Tonight I'll be at Safeco Field watching the Cubs probably lose to the Mariners and taking in my 25th park. Right now, I'm at H11A waiting for them to clean the plane.

Pretty normal travel day, except for getting out of the Loop.

Battle of the Titans of Little League

Going into yesterday's game against the Astros, the Cubs and Brewers were tied for 4th place in the National League Central division, and the Astros were the second-worst team in all of baseball. (Miami, with a 24-49 record, is firmly in last place overall.)

So no one expected anything exciting in the game, and we got what we expected. Both teams played at a level familiar to parents with children in Little League.
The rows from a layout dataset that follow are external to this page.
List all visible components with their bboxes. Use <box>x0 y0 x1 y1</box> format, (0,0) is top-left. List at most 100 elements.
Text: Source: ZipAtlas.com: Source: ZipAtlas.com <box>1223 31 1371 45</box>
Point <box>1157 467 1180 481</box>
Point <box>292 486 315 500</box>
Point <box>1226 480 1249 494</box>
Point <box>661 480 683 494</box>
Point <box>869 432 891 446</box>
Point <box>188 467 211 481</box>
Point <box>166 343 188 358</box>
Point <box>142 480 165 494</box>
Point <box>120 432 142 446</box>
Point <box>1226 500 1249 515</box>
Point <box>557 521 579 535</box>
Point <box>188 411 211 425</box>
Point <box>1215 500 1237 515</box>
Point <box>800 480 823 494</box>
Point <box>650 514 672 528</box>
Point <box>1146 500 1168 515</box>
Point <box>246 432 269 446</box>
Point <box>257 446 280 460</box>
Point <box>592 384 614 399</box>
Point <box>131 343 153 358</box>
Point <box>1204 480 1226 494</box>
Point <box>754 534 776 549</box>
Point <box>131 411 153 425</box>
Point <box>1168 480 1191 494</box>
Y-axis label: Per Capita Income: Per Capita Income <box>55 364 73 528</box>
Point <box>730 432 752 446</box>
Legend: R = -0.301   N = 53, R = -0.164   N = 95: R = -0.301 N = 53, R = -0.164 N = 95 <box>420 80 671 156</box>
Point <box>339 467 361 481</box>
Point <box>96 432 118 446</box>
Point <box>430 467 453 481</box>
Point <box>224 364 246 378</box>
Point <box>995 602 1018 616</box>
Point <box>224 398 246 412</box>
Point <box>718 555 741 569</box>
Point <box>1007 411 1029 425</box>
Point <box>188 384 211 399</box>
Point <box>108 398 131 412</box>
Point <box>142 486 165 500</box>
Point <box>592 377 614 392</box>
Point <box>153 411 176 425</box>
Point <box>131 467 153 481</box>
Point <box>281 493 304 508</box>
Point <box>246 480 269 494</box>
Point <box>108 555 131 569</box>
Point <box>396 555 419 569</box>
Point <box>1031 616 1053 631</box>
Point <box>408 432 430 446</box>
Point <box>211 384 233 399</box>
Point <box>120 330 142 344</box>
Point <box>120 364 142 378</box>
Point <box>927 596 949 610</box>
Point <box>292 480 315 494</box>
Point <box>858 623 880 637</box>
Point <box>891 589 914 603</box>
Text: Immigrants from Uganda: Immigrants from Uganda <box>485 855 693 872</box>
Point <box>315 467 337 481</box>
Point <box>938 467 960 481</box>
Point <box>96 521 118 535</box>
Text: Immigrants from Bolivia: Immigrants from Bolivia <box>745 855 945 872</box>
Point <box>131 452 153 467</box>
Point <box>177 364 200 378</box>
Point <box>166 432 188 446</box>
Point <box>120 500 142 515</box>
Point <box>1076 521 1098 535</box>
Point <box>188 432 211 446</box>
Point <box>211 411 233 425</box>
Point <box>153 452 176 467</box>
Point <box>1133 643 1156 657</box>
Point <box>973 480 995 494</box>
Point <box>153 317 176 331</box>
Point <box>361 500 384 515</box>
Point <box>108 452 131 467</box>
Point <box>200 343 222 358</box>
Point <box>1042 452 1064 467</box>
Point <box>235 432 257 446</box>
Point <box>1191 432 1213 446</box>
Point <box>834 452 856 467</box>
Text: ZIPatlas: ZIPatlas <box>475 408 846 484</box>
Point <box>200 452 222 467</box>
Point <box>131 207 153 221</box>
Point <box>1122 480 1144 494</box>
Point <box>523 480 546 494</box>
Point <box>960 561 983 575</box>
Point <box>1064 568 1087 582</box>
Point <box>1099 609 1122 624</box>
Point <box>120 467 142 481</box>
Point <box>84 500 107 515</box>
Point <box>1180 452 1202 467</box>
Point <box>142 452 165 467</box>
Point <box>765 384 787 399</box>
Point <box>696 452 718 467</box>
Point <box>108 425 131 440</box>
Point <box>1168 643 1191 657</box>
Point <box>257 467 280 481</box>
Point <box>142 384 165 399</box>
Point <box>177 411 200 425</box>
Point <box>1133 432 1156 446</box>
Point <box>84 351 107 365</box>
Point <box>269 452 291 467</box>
Baserunning mistakes cost the Cubs three outs in two innings; simple relays between fielders went all over the field like electrons in a cloud.

We did get to see a rare play when Houston executed a perfect suicide squeeze in the top of the 9th to score the winning run. With a runner on 3rd, shortstop Ronny Cedeno bunted the ball just to the left of pitcher Kevin Gregg, who got the ball in time—but with catcher Wellington Castillo infield of the plate, neither he nor Gregg saw Justin Maxwell barreling down the line from 3rd until his foot crossed the plate.

The park erupted with ennui. Not a peep. About half the fans had already left. When the Cubs went one-two-three in the 9th, we shrugged and went home.

With Milwaukee's win yesterday, the Cubs are back in 5th place, at 30-43. Houston rose to 29-47 with the win, and Miami rounds out the benighted trio of losers at 24-50. Yay, us.

How to photograph a sunset in Chicago

It helps if you can get a few hundred meters off shore:

That was Thursday Night, on the Sarah's Inn Cruise for a Cause. We got excessively lucky with the weather, so I brought my real camera with me.

This morning I did some more publicity stills for Comedy of Errors; I'll post some of those as soon as I have approval from the cast.

Now I'm off to Wrigley. The Cubs won last night, but so did the Brewers, so we're still tied for fourth.